Heavy spring rains pushed back harvest dates for vegetable crops in the Del-Mar-Va growing region this year.
While that could create skips in supply for some commodities in July, most growers contacted in June were looking forward to a strong year.
Heavy rains in May caused some growers to scramble to remove standing water from some fields of vegetables, said Kevin Evans, owner of Evans Farms LLC, Bridgeville, Del.
“We actually pumped off more water in May than we put on,” Evans said, noting that the planting delays could create supply gaps in July.
We actually pumped off more water in May than we put on.
However, Curt Fifer, sales director for Wyoming, Del.-based Fifer Orchards said the rain in his growing region didn’t prevent him from getting plantings of vegetables in on time.
“Everything is going to be good without gaps,” he said. “It is just going to be a little late.”
Meanwhile, Fifer reported peach orchards in Delaware have a full crop, with no cold injury at all. Peach harvest there will begin in mid-July and continue through mid-September.
Cool and wet weather in March, April and May set crop progress back, but weather in June was favorable, said Richard Papen, owner of Papen Farms, Dover, Del.
Yields could be off because of growing conditions, he said.
Papen said his cabbage would begin harvest by mid-June, compared with usual harvest timing in early June.
Sweet corn was running about a week late and could begin by early July. Green beans will begin by the end of June, he said.
Ours is not as bad shape, so really we’ve been very fortunate.
Papen said his farm has had about five inches of rain over two weeks, but some growing areas 30 miles to the south had 10-15 inches in the same period.
“Ours is not as bad shape, so really we’ve been very fortunate,” he said.
Sweet corn will start in early July and go in September. Green beans, beginning in late June, will be harvested to about July 25.
With overall acreage steady, Papen estimated the firm’s acreage for cabbage was a little less than last year, while sweet corn acreage increased a little.
Papen Farms will market from Maine to Florida, with early shipments tending to go north because Delaware harvest is running ahead of those northern regions. Later in the season, the pattern is reversed, with more shipments to Southern states.
Good potato outlook
While the spring was cold and wet, the outlook for potatoes on the Eastern Shore of Virginia is still positive, said David Hickman, vice president of Dublin Farms, Horntown, Va.

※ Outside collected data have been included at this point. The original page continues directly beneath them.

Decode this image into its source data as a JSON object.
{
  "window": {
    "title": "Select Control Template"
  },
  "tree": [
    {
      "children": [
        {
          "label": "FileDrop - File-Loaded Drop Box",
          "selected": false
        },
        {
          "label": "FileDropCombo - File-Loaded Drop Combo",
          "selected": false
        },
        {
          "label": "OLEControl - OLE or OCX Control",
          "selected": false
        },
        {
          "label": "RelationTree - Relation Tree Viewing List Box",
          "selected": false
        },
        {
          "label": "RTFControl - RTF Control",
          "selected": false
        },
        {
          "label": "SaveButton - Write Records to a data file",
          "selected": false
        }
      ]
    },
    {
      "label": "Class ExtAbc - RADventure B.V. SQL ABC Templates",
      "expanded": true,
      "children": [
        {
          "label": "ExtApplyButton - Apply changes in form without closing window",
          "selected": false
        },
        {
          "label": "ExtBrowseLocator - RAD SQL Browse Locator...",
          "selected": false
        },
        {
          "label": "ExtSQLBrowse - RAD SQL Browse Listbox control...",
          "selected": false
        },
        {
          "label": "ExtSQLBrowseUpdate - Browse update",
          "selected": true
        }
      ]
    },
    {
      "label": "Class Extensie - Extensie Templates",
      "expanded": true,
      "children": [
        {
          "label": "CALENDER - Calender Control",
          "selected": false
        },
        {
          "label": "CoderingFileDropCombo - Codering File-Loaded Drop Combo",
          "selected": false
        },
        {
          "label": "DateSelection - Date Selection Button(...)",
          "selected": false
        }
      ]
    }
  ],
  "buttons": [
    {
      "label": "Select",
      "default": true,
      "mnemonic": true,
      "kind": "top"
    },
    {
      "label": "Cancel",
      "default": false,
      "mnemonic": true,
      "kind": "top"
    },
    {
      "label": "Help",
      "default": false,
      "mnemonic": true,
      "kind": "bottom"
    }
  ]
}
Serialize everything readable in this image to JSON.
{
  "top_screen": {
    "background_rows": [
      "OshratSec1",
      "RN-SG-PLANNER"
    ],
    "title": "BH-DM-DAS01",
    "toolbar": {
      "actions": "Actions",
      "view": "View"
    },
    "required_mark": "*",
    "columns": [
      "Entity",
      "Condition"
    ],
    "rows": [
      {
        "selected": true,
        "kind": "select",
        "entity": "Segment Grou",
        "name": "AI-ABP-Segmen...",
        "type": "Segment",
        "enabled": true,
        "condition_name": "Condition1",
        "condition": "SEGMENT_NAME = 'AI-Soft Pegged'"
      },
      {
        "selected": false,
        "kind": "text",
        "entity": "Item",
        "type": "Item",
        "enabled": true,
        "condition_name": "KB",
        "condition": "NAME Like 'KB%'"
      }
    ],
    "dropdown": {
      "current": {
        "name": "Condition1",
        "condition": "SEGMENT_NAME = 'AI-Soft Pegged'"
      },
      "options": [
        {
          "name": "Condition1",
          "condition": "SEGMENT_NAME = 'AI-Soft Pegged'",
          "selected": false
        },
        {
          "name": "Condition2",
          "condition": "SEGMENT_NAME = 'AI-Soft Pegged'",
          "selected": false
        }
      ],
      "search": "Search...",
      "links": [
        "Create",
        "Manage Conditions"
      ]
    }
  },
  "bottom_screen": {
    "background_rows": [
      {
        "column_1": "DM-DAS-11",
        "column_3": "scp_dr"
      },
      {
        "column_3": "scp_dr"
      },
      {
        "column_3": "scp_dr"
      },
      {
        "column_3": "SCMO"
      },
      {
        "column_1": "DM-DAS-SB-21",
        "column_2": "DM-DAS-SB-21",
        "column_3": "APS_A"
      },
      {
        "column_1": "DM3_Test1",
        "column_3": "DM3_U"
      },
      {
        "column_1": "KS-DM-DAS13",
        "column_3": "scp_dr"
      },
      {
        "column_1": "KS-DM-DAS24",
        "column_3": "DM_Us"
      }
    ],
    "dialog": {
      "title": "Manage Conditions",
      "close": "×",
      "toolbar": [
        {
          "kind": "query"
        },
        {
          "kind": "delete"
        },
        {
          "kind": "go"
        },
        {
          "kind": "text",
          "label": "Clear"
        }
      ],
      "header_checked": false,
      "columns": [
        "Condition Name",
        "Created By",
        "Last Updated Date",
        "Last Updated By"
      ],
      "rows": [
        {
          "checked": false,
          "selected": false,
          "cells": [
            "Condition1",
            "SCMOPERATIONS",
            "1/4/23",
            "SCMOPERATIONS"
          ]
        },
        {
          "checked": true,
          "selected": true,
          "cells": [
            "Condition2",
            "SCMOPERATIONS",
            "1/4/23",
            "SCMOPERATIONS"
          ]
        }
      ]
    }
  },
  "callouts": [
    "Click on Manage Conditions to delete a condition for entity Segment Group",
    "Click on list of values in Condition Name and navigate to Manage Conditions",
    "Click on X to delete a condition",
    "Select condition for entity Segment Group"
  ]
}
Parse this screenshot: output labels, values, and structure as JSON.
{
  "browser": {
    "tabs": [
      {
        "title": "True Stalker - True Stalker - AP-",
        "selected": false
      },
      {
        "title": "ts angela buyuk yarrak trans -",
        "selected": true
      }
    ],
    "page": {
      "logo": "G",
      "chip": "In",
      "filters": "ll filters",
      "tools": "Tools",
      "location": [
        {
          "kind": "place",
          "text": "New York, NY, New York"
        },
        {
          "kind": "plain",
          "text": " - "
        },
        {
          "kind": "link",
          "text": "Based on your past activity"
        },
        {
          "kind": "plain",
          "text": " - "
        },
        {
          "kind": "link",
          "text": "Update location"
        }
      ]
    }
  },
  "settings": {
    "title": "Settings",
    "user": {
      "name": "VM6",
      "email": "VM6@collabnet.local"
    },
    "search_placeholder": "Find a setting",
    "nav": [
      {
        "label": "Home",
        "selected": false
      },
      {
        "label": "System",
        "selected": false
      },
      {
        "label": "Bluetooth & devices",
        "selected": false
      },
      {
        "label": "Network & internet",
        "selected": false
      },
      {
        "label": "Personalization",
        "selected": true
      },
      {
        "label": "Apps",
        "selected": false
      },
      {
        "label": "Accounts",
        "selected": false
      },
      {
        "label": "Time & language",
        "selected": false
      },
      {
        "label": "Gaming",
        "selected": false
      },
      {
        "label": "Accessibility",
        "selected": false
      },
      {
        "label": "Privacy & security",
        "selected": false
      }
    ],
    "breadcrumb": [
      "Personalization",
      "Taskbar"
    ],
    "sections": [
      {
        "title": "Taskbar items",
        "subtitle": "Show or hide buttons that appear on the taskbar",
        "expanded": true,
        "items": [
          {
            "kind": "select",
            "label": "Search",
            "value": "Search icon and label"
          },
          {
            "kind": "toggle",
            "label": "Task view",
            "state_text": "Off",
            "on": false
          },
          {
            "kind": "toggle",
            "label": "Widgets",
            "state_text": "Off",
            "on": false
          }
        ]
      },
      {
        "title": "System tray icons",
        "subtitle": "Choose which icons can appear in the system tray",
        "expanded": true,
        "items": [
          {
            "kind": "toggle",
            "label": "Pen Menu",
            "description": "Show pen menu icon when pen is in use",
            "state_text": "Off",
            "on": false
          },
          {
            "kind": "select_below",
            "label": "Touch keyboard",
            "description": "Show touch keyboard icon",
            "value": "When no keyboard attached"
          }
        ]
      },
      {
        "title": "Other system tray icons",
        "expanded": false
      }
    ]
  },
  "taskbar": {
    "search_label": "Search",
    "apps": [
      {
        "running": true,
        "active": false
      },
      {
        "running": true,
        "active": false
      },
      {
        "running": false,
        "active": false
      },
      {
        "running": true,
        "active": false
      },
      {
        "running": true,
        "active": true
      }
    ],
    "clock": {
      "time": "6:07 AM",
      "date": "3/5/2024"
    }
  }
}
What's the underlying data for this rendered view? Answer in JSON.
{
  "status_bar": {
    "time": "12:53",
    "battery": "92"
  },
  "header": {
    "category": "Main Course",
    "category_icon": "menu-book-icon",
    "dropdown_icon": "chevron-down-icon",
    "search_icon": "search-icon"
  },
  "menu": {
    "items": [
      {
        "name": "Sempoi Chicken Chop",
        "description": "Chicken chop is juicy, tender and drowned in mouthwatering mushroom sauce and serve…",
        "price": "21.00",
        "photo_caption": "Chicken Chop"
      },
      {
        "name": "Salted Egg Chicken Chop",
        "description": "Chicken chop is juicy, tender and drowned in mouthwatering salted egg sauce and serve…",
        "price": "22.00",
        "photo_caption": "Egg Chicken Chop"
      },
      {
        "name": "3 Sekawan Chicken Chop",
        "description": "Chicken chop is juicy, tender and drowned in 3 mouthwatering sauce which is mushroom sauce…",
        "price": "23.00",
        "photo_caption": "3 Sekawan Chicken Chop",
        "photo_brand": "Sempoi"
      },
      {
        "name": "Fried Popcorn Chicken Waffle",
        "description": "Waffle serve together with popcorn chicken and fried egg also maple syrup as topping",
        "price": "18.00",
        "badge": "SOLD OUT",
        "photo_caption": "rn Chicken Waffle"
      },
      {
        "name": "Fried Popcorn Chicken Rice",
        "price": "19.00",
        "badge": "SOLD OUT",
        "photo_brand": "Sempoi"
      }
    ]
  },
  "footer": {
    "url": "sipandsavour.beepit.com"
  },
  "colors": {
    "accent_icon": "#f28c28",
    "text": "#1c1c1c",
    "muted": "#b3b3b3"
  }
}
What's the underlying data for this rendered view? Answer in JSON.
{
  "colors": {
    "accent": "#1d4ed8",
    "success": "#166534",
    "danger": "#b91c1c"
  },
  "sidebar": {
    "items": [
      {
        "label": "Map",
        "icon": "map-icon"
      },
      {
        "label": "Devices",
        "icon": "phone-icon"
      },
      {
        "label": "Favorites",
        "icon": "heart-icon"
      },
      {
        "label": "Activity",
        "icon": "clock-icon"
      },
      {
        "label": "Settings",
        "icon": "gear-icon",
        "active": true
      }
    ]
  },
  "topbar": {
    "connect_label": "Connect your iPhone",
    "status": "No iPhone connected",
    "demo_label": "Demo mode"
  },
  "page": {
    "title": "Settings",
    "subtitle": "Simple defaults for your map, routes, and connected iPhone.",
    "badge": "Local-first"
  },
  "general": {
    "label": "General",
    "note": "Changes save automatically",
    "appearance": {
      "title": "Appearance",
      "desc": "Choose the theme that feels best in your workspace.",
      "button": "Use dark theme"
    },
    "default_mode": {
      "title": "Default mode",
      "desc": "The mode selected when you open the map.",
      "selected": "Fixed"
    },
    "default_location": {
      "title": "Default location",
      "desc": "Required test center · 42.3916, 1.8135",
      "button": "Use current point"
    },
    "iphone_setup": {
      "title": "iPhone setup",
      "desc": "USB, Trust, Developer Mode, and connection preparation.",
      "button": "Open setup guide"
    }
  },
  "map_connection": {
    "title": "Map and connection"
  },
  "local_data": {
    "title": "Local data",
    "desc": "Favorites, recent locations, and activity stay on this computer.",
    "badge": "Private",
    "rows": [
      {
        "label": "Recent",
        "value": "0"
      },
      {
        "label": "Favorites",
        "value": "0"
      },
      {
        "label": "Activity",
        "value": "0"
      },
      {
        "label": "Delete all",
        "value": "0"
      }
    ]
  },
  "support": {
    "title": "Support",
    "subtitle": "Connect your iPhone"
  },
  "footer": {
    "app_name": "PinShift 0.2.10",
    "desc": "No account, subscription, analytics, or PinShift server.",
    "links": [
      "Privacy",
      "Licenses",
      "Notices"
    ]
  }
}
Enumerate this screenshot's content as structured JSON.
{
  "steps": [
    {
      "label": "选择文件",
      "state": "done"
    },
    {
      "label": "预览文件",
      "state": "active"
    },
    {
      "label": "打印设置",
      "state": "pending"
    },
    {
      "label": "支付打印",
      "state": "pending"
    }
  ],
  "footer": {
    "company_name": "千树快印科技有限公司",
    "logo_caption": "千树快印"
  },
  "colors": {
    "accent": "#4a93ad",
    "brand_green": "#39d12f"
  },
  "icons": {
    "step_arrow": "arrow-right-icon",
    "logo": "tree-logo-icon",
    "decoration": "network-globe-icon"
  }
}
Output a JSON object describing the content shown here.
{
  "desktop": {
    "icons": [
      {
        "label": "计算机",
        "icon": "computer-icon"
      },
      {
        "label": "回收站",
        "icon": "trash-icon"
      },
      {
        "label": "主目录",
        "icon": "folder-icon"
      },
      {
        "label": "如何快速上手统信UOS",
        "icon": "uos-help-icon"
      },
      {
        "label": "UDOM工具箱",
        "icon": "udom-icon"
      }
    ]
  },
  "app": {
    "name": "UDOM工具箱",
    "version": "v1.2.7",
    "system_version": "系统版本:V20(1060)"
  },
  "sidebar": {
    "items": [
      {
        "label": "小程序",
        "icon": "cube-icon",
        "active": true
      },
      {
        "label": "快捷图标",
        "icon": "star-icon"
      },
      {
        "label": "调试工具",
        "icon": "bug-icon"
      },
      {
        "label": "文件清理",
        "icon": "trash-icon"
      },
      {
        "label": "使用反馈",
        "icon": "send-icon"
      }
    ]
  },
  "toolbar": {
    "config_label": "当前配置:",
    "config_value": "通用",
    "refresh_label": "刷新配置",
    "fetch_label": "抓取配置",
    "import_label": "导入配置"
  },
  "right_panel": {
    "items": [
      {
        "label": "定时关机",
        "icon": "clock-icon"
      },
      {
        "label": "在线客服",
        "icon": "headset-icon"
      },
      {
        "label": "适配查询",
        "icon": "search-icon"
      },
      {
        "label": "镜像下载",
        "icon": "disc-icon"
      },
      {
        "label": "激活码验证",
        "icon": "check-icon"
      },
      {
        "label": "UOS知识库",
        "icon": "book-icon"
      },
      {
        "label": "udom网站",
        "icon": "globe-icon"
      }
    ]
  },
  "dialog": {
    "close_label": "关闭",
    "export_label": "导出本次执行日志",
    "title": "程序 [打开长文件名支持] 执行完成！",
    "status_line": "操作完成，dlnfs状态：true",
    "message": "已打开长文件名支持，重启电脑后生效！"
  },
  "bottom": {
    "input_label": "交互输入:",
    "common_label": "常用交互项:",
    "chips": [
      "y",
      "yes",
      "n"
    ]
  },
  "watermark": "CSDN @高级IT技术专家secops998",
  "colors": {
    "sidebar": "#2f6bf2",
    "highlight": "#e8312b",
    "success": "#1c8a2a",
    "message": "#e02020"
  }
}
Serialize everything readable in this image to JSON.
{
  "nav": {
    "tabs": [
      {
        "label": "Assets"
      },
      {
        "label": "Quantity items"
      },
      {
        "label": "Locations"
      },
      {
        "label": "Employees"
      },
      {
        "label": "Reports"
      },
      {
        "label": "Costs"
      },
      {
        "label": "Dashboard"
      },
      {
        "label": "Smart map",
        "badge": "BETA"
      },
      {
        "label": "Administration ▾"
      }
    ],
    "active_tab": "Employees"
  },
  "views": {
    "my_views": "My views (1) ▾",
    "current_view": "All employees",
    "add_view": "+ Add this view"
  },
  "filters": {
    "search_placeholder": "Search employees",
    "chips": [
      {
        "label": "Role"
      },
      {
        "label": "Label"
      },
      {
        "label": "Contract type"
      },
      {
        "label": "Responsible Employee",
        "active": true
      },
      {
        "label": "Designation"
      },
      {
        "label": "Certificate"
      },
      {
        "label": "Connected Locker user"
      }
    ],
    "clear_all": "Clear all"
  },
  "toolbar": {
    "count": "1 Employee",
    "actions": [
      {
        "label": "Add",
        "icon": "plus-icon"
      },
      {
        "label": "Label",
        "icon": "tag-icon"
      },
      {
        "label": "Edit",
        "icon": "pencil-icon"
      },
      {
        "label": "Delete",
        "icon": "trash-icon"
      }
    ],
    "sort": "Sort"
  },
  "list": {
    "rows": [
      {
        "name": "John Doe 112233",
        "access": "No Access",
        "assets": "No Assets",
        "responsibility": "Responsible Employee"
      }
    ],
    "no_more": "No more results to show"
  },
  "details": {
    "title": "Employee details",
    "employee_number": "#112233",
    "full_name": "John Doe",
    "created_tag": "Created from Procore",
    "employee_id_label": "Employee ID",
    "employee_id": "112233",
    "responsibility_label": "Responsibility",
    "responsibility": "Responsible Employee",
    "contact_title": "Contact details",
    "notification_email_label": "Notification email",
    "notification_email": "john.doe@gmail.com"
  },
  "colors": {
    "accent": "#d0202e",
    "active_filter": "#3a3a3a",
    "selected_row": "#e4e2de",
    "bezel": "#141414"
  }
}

“I think the crop will be excellent,” he said. “We have not had excessive rain, but we have had rain every time we needed it.”
Through early June, the firm has irrigated only one time during the growing season, which he said was very unusual.
“We are a little bit later than normal, but I think we’ll be shipping by the first of July,” Hickman said.
Hickman said potato varieties shipped include red potatoes, white potatoes and yellow-flesh potatoes. Harvest will wind up about Aug. 10-12, he said.
We are a little bit later than normal, but I think we’ll be shipping by the first of July.
“I think it will be pretty orderly marketing during July,” Hickman said, noting he doesn’t anticipate overlap with Florida’s potato deal.
Acreage is similar to a year ago, he said.
The company has strong local support, including a buy local program from Walmart, he said.
The company is a member of the Virginia’s Finest marketing program, which requires companies to meet certain quality standards.
“I think consumers want to know where their product came from. If it’s produced in state, I think that enhances the sales,” he said.
“As far as potatoes, they are looking pretty good. We were probably a little a little later than last year, although a few folks down in the southern end of the peninsula may start around June 20. We should be running most sheds by early July,” he said.
Potato harvest should wrap up by Aug. 10-12.
“Crop at the present looks great,” he said. “We’ve had adequate rainfall. Fields I’m looking at are looking really good.”
Potato acreage may be down 5% to 10%, he said.
Growers produce whites, reds, yellows and russets, he said, and acreage typically varies between 3,000 and 4,000 acres on the Eastern Shore of Virginia, he said.
Organic production is limited on the eastern shore, Nottingham said.
“Organic is kind of tough when you have a lot of humidity, and, of course, we were the ocean on one side, the bay on the other, but we have some successful organic operations, but nothing on a scale of conventional,” he said.
Suppliers said labor and trucks are long-term challenges for growers. With no acute labor shortages reported in mid-June, trucks were perhaps a more immediate worry.
Hickman said there are fewer trucks on the road because of federal regulations and costs have increased.
“People writing these regulations have no concept of the trucking business,” he said, speaking about a truckers hours of service regulation.
Literally, we were having trouble just finding trucks at whatever price.
“I don’t sleep for 10 hours. I don’t know anybody that does.”
Many older independent truckers have parked their trucks, he said.
Fifer said it is a given that truck rates are up this year.
“I just hope it isn’t like last fall,” he said.
“Literally, we were having trouble just finding trucks at whatever price. That’s a big concern for me.”